The fluid delivery device for helium administration and pressure monitoring comprises a helium cylinder, a management monitor, and a hardware system providing closed-circuit helium delivery to the balloons based on the color codes, as specified by the surgeon. Additionally, the element connected to the balloon and the hollow tubular suction element may incorporate an internal metal shape memory structure, optimizing space usage during device use without the need for cumbersome syringes. Nitinol, a shape memory alloy, is a suitable material for this purpose.

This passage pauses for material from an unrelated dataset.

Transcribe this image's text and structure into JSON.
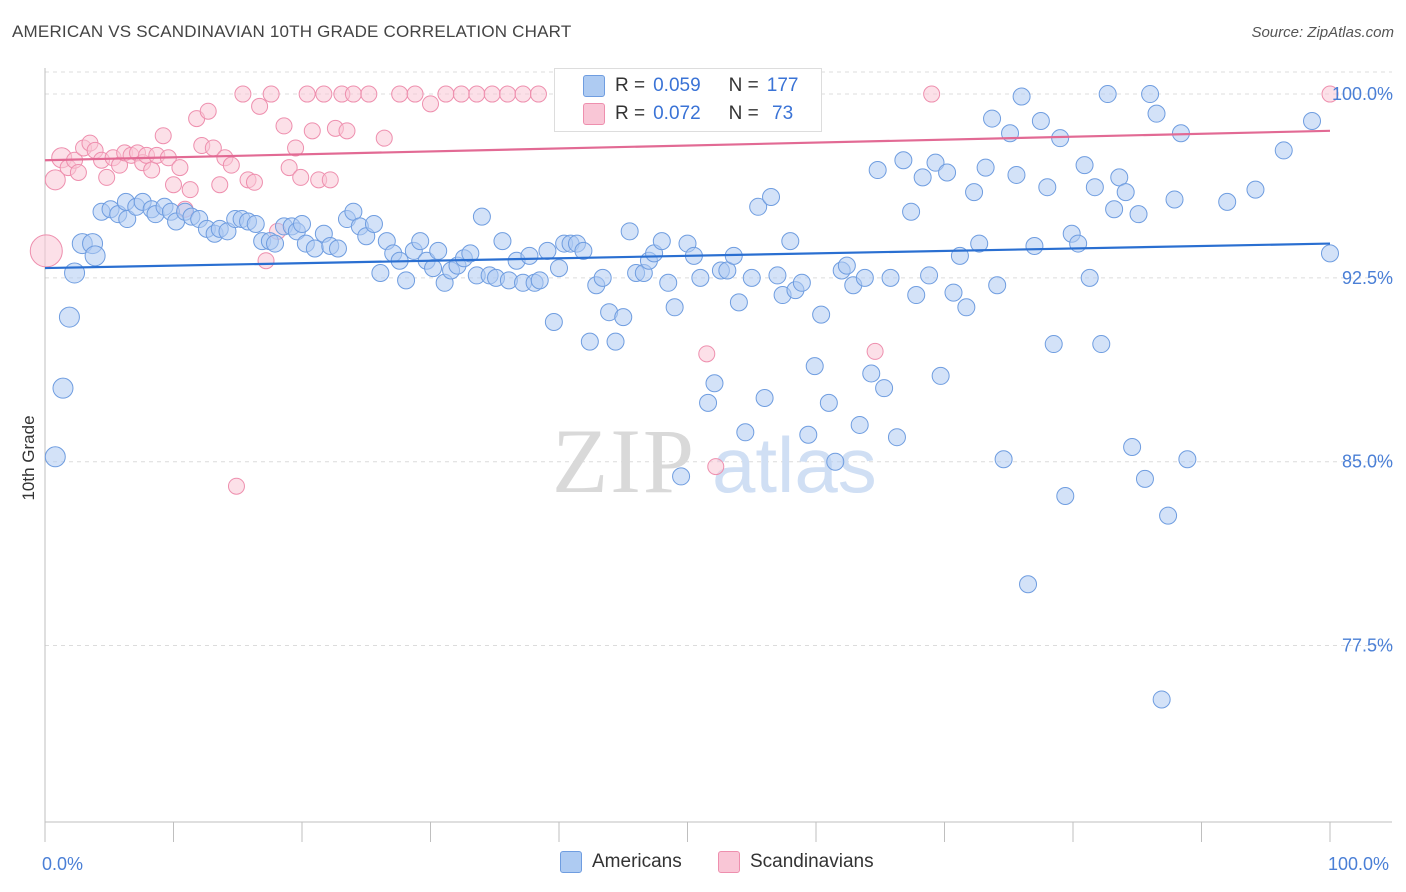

The element connected to the balloon and the hollow tubular suction element have a diameter of about 0.3 mm to 3.3 mm, preferably 1.67 mm (1 to 10 Fr, preferably 5 Fr). The first flexible tubular element has a diameter of about 3.3 mm to 10 mm, preferably 6.7 mm (10 Fr to 30 Fr, preferably 20 Fr). A fixing system is included inside the first element in this device configuration (Fig. 2).

Suction management

The present invention introduces a suction device known as the "Roller pump for endo-cavitary aspiration," employing a roller mechanism to generate the required vacuum for endo-cavitary aspiration within the realm of "Extracorporeal Circulation Techniques." These techniques involve temporarily diverting blood from the body through a pump system, oxygenating it via a blood oxygenation unit, such as a membrane oxygenator. Typically utilized in conventional extracorporeal circulation processes, the roller pump manages suction [10]. Additionally, the device allows for the incorporation of "Venturi effect devices," exploiting Bernoulli's principle to create a vacuum in a fluidic system. The Venturi effect is based on the relationship between fluid velocity and pressure, utilizing a duct with narrowing and widening sections. This effect can be harnessed to either suction or push fluids depending on the application. In the context of venous return, the Venturi effect device can aspirate blood or other fluids from the venous system [11]. Furthermore, the present invention introduces the concept of a "negative pressure centrifugal pump," utilizing centrifugal force to propel fluid through the system. The term "negative pressure" signifies the creation of a vacuum in the venous line due to the negative pressure effect generated by the centrifugal pump, occurring prior to the conventional venous bubble trap [12].